Um Romance Sobre a
Violência e a Memória
Quarta-feira, 24 de
Julho de 2002
Lídia Jorge acredita que a criação
literária está ligada ao desejo de testemunhar
o tempo em que se vive. "O Dia dos Prodígios"
(1980), o seu romance de estreia, foi considerado pelo ensaísta
Eduardo Lourenço "o livro-chave do novo olhar
romanesco pós-Abril" justamente porque questionava
as reais mudanças ocorridas em Portugal na sequência
da Revolução dos Cravos.

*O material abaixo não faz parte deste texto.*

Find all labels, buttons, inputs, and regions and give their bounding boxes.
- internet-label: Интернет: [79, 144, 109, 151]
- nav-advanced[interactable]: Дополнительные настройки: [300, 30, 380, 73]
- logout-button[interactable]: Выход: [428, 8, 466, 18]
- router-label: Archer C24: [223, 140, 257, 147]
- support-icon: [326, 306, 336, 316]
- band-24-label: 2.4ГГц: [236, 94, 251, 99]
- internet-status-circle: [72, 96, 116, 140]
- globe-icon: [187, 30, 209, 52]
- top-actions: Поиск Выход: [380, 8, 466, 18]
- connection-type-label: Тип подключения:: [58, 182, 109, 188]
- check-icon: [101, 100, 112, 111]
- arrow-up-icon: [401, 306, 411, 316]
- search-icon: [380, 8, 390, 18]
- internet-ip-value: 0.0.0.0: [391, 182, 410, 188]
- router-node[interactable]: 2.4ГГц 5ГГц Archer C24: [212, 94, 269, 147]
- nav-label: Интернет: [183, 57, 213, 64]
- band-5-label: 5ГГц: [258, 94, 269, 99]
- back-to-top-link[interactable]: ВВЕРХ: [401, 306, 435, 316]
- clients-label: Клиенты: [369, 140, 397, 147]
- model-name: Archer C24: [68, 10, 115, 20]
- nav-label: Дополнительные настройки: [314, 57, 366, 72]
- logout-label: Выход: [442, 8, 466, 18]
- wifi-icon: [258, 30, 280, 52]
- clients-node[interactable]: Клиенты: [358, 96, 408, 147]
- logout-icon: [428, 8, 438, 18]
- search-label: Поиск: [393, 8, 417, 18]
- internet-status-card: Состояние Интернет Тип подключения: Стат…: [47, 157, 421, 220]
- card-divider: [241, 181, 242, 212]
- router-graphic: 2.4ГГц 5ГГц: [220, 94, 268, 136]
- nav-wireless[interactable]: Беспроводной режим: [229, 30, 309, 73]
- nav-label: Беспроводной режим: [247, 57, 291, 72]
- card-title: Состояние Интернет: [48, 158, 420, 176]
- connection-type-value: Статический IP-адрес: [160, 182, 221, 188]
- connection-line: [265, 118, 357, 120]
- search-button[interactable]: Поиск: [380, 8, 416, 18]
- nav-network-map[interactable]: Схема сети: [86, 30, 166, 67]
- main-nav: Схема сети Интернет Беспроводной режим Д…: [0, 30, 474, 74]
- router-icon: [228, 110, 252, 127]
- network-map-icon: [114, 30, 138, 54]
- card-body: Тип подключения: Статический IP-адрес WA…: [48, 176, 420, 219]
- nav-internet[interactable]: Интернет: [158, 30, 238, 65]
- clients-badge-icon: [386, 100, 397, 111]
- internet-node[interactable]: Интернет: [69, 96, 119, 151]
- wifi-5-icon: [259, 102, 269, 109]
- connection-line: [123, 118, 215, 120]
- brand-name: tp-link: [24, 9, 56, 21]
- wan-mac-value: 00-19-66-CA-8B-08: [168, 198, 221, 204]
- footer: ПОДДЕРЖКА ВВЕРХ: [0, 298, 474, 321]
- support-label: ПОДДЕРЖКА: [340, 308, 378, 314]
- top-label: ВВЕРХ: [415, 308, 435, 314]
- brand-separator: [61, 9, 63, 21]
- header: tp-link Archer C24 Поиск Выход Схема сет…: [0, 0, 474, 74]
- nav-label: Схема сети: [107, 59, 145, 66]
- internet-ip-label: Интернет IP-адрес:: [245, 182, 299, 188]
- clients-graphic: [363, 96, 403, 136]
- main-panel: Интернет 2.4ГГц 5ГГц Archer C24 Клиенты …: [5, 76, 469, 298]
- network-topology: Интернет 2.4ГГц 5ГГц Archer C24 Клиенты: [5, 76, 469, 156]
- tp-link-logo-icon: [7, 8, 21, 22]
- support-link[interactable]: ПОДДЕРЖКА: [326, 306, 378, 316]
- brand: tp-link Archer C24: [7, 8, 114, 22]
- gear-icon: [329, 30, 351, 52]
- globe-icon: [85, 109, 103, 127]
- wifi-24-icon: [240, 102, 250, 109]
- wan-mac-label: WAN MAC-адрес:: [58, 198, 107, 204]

Já em "A
Costa dos Murmúrios" (1988), a escritora busca
inspiração na atmosfera de violência que
respirou, no início dos anos 70, em Moçambique.
"A Costa dos Murmúrios" divide-se
em duas partes. A primeira, mais curta, chama-se "Os
Gafanhotos" e narra, na terceira pessoa, a festa matrimonial
de Evita e do alferes Luís Alex no terraço do
hotel Stella Maris, na Beira. A harmonia das bodas é
perturbada por uma série de acontecimentos: o envenenamento
intencional de centenas de negros por álcool metílico,
uma chuva de gafanhotos e a presença incómoda
de um jornalista para apurar a tragédia.
Na segunda parte do romance, Evita toma a palavra
para reinterpretar, vinte anos depois, o mundo supostamente
estável descrito por "Os Gafanhotos". Ela
agora chama-se Eva Lopo. E usa a memória para recuperar,
com ironia e sarcasmo, aquilo que ficou camuflado no relato
inicial. Temos então acesso a uma versão alternativa
do horror, da destruição e da guerra - método
de construção narrativa que usa a palavra para
descolonizar a própria história.
A.A.S.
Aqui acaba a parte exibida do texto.